Dreier received federal crop and hail insurance payments and was able to replant some of his crop. But on the 440 acres untouched by hail, he lost $20 an acre.
In hindsight, he blames some of the loss on his own marketing mistakes. Even with hail damage, Dreier made more in 1998 than he did in any previous year. But for the second time, farming looked more and more like a gamble.
The same hailstorm that leveled his crops also knocked out every west-facing window in the farmhouse where Dreier started his farming career and his marriage.
The windows of the now-abandoned house remained broken up until a week ago, when the house was burned down. Gnarled, uprooted trees and a broken windmill conceal the happiness that once was.
Dreier refuses to let the remains serve as a symbol of his life.
In 1999, on a snowy Sunday in January, he sold his John Deere tractors and combine. A brother-in-law sold his machinery on the same day. Someone else operates the farm Dreier rented.
“It was a gut-wrenching day, seeing it all go one piece at a time,” Dreier says. “I never felt I failed. I took my feelings of family farming and laid them aside. I had to look at this as a business decision.”

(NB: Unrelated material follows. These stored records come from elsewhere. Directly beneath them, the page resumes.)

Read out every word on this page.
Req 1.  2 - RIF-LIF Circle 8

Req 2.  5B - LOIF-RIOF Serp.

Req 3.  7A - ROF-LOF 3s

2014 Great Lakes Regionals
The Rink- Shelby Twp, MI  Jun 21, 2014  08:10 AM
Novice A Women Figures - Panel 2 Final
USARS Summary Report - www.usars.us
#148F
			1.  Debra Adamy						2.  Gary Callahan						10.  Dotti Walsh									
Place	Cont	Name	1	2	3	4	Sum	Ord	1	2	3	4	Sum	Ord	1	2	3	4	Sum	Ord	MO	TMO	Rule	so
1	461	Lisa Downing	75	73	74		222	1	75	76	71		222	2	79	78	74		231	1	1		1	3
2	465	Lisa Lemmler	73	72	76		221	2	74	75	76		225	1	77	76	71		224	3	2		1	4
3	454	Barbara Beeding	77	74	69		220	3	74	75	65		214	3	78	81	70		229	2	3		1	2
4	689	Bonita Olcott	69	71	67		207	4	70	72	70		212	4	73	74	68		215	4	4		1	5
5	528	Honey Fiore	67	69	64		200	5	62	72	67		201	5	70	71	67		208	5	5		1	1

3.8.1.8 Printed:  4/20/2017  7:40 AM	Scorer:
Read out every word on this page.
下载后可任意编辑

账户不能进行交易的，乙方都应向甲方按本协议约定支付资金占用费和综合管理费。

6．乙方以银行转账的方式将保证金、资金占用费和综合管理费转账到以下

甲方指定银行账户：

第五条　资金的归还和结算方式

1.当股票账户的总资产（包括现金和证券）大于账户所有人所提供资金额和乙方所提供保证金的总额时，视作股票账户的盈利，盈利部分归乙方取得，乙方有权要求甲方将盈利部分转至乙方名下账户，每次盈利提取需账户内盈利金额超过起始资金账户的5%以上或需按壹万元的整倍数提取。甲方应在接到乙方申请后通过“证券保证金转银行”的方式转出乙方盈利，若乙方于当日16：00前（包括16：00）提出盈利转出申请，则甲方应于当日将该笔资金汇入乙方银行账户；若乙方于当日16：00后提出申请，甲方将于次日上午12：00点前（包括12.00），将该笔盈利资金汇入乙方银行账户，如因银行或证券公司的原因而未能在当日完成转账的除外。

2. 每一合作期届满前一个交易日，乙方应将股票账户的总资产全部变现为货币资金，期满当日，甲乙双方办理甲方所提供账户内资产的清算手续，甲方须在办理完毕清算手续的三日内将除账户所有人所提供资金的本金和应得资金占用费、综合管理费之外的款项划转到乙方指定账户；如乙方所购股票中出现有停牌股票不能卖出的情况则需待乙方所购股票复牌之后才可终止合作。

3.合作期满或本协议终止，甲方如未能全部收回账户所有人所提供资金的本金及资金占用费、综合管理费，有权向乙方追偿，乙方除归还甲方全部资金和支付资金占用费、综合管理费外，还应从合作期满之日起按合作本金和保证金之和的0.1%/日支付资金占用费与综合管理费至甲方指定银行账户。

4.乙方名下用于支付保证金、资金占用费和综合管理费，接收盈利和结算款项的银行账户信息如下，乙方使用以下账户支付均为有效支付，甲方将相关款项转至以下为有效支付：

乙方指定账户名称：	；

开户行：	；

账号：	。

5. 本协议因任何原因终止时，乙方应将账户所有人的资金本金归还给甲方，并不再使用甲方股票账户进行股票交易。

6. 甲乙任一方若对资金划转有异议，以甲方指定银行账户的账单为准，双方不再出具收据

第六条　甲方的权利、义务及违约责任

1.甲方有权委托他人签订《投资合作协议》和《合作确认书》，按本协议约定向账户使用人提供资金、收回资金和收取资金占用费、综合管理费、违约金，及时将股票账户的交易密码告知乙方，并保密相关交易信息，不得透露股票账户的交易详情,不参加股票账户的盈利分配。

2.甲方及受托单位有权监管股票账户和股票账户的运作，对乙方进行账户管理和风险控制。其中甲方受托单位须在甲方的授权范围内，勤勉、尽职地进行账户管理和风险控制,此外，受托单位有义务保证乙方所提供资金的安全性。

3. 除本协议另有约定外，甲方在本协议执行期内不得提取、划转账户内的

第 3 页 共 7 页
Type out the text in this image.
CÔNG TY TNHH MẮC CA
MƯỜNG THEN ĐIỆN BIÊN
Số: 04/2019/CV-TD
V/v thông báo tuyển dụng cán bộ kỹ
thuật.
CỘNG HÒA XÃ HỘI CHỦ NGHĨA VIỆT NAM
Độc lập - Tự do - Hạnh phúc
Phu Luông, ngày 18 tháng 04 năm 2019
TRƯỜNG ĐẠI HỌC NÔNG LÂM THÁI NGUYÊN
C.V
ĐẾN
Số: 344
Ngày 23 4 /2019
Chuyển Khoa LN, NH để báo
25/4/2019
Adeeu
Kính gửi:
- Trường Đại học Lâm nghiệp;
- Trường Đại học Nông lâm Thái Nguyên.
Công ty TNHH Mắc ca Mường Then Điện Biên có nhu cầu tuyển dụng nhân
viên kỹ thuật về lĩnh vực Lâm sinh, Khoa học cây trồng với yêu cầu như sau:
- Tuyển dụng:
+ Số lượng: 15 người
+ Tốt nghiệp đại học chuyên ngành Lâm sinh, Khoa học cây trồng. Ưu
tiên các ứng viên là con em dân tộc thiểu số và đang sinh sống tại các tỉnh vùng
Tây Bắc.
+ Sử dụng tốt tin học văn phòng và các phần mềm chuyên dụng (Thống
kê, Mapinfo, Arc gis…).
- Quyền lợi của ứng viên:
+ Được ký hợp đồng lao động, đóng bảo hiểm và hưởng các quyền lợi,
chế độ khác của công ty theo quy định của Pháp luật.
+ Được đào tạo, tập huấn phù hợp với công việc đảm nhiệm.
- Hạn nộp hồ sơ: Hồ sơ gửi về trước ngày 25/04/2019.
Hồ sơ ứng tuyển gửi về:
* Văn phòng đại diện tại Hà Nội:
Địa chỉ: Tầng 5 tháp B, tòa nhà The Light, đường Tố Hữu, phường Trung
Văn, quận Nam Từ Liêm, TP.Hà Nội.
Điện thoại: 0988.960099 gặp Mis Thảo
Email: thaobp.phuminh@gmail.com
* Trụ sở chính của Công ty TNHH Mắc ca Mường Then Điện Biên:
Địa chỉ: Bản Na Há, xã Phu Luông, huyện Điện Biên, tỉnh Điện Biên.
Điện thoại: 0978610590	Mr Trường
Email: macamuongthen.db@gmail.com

He now works two jobs, loading trucks for United Parcel Service and driving trucks for AG Processing Inc., a soybean-processing plant in Manning.
In February 1999, the Dreiers moved into a handsome brick home in Manning’snew subdivision on the town’s south side.
This spring, when farmers begin their planting, Dreier will be outside, too. He will use water and fertilizer to care for the fledgling grass that surroundshis new house.
Scott Dreier has become a farmer without a farm.